Had we been alone, my hands might have found their place around her neck, my fingers locating perfect grooves in her flesh. To feel that strong pulse under my fingers … but we weren’t alone, we were in front of cameras, and they were realizing who this strange woman was, they were coming to life as sure as the cuckoo clock inside, a few clicks, a few questions, then an avalanche of noise and light. The cameras were blasting us, the reporters closing in with microphones, everyone yelling Amy’s name, screaming, literally screaming. So I did the right thing, I held her to me and howled her name right back: “Amy! My God! My God! My darling!” and buried my face in her neck, my arms wrapped tight around her, and let the cameras get their fifteen seconds, and I whispered deep inside her ear, “You fucking bitch.” Then I stroked her hair, I cupped her face in my two loving hands, and I yanked her inside.

Outside our door, a rock concert was demanding its encore: Amy! Amy! Amy! Someone threw a scattering of pebbles at our window. Amy! Amy! Amy!

My wife took it all as her due, fluttering a dismissive hand toward the rabble outside. She turned to me with a worn but triumphant smile—the smile on the rape victim, the abuse survivor, the bed burner in the old TV movies, the smile where the bastard has finally received due justice and we know our heroine will be able to move on with life ! Freeze frame.

I gestured to the twine, the hacked hair, the dried blood. “So, what’s your story, wife?”

“I’m back,” she whimpered. “I made it back to you.” She moved to put her arms around me.
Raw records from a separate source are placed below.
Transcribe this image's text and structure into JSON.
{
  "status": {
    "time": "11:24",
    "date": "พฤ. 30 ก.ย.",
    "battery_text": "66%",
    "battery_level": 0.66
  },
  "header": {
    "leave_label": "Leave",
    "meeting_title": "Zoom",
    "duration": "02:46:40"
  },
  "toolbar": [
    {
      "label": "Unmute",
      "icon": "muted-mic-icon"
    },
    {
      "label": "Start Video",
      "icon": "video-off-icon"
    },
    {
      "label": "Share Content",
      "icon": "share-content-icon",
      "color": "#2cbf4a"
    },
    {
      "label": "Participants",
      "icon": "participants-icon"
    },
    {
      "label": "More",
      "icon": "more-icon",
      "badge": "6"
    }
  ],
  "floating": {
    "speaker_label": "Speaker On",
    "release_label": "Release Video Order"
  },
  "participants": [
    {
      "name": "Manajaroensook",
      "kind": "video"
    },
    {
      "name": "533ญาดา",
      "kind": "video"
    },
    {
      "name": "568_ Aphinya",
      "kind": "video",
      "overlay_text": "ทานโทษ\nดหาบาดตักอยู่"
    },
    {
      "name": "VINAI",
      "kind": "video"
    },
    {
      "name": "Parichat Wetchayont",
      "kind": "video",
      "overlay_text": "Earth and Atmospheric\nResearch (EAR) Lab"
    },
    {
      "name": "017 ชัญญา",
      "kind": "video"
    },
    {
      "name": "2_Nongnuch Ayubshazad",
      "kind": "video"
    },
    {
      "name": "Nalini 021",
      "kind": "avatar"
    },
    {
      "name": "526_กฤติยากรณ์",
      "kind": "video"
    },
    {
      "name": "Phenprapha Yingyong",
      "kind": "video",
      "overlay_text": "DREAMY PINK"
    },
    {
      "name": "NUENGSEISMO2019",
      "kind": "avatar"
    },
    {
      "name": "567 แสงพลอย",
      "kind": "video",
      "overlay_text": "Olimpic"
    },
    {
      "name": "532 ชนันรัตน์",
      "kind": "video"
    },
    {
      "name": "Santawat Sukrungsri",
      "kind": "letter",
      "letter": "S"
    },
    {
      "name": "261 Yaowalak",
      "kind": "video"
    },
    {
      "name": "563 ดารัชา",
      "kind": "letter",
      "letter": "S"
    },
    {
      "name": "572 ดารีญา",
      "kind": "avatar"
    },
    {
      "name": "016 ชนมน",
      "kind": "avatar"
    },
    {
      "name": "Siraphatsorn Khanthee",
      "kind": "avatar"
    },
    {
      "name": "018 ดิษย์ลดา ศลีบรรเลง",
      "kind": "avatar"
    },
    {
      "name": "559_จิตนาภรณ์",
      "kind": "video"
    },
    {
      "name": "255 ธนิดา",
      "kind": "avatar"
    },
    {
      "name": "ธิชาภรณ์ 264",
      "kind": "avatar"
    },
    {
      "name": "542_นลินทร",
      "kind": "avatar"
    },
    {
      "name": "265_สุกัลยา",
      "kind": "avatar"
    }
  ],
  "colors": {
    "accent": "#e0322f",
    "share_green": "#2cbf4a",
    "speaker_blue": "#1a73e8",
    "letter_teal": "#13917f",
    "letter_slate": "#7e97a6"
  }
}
I moved away.

“What is your story , Amy?”

“Desi,” she whispered, her lower lip trembling. “Desi Collings took me. It was the morning. Of. Of our anniversary. And the doorbell rang, and I thought … I don’t know, I thought maybe it was flowers from you.”

I flinched. Of course she’d find a way to work in a gripe: that I hardly ever sent her flowers, when her dad had sent her mom flowers each week since they’d been married. That’s 2,444 bouquets of flowers vs. 4.